Alerta-nos ainda para o facto de que inicialmente a meditação pode não ser divertida, mas reitera que se deixamos de meditar, os efeitos perduram igualmente porque mudamos a nossa maneira de ser. Devemo-nos consciencializar que a determinação em fazer algo para acabar com o sofrimento faz parte da nossa felicidade. Para a felicidade é muito pior fazer mal aos outros do que nos fazerem mal a nós. Não quer dizer que temos que ser passivos se nos agredirem, mas se não pudermos evitar, só temos que lidar com isso. No fundo a felicidade é usar todas as circunstâncias de forma construtiva.

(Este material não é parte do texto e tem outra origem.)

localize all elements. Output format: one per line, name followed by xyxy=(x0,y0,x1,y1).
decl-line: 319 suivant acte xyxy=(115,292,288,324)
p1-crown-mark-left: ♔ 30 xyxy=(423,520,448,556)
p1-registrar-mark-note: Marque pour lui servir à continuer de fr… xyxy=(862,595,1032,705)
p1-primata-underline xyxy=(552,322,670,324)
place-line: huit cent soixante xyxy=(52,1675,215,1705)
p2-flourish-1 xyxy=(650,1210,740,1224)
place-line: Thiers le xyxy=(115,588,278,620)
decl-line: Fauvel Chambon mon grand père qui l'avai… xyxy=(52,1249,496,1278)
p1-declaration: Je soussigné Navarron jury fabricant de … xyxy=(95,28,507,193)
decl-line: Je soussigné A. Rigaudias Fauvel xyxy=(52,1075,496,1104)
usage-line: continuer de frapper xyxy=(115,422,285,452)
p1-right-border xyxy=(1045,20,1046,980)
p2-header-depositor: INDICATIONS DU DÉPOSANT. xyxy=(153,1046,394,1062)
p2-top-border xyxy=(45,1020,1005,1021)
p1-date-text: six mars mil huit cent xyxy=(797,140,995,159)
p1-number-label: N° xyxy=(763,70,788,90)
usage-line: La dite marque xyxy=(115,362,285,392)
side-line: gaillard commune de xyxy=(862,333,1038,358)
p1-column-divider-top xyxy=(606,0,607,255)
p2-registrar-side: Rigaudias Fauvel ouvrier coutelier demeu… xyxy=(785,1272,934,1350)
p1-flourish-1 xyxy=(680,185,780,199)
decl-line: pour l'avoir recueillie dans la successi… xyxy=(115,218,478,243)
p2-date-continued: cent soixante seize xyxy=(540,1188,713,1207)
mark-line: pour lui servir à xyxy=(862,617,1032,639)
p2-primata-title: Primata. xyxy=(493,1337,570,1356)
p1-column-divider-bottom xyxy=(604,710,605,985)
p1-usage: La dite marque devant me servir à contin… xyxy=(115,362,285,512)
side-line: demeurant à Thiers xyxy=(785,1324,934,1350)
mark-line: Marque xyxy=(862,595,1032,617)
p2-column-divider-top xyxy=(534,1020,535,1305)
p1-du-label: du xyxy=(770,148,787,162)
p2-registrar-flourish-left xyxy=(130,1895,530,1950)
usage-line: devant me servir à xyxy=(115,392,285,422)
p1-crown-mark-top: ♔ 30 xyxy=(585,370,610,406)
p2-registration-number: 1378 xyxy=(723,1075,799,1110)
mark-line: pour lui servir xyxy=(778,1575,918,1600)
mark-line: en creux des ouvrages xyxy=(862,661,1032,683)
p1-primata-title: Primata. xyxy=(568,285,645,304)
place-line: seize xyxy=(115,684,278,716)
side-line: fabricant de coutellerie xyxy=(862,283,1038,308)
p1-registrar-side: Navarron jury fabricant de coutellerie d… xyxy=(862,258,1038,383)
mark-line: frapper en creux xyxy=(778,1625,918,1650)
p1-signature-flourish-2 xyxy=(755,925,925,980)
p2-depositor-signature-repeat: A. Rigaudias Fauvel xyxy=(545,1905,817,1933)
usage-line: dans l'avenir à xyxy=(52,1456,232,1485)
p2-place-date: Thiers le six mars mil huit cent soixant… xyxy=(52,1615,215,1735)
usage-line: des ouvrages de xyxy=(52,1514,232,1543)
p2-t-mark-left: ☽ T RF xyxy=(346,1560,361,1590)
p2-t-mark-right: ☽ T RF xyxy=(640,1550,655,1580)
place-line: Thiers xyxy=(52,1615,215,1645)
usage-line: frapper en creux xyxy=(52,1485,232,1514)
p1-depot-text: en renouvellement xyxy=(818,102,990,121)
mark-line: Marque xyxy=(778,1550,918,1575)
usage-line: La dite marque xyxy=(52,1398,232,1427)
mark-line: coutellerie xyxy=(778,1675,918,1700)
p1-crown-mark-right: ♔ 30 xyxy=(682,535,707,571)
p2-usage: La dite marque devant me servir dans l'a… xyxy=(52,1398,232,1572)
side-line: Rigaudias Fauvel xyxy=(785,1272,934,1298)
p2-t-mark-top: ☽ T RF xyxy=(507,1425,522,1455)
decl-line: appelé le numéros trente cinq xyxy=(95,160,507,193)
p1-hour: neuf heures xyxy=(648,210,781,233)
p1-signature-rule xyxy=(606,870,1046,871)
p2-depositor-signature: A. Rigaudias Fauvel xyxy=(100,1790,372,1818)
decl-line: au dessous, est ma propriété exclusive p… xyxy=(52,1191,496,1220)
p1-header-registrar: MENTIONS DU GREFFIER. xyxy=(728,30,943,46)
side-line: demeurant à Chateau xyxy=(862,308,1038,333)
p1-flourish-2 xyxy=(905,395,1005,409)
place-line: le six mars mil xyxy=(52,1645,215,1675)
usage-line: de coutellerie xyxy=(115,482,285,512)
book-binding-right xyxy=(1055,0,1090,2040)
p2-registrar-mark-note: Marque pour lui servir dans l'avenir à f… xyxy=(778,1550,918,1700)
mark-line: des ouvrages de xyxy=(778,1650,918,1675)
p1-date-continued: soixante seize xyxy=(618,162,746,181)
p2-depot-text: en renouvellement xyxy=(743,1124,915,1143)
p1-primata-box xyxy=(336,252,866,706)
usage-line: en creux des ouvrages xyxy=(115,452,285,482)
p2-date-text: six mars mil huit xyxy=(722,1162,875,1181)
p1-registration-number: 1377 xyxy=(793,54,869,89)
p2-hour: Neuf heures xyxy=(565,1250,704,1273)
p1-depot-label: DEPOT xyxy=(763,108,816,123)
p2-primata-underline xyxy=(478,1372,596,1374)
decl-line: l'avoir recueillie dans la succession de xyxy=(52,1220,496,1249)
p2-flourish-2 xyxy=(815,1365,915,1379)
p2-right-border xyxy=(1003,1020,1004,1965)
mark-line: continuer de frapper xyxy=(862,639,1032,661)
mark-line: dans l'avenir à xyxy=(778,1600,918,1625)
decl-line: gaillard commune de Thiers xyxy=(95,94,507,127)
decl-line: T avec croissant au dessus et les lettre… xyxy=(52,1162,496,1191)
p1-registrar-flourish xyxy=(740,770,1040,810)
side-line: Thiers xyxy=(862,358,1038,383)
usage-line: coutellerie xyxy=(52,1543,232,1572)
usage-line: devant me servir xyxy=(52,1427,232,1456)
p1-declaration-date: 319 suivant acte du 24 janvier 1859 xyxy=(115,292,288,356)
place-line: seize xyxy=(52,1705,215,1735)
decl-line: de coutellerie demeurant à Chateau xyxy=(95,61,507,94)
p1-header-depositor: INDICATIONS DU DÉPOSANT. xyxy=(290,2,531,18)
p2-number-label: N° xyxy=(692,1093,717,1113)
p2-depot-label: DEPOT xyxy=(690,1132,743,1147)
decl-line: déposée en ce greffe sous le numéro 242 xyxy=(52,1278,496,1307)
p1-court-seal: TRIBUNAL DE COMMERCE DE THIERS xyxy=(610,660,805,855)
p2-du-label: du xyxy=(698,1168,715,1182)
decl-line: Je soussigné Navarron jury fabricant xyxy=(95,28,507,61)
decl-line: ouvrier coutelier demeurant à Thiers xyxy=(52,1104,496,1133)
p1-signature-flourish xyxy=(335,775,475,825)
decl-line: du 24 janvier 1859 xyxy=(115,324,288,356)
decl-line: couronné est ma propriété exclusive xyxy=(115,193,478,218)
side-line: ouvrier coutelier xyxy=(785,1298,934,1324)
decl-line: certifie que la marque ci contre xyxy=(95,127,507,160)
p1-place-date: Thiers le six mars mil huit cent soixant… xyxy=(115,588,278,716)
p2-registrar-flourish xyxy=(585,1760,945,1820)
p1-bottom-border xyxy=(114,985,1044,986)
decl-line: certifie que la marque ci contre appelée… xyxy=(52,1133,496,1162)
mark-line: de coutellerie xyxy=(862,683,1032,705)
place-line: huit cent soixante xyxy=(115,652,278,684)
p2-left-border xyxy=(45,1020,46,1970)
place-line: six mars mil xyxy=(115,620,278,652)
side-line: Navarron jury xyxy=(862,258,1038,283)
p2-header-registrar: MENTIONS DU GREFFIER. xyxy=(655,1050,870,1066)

Ser infeliz é uma escolha a longo prazo. Se algo acontece e não estamos treinados para lidar com isso, não temos escolha se não ficarmos angustiados. Podemos a longo prazo, aprender a lidar com isso. A escolha que temos é começar um processo de mudança, uma cultura de meditação pode criar gerações mais felizes na medida em que a cultura e educação têm uma influência determinante na forma como o cérebro das crianças se começa a moldar.
Um estudo de Michael T. Kasser mediu os níveis de consumismo de centenas de pessoas por 20 anos e concluiu que quanto mais alto é, menos felizes somos. O consumismo gera a procura dos prazeres imediatos, o que não nos traz felicidade e na nossa sociedade atual até as crianças são inundadas de anúncios proporcionando-lhes um começo tortuoso para a conquista da sua felicidade.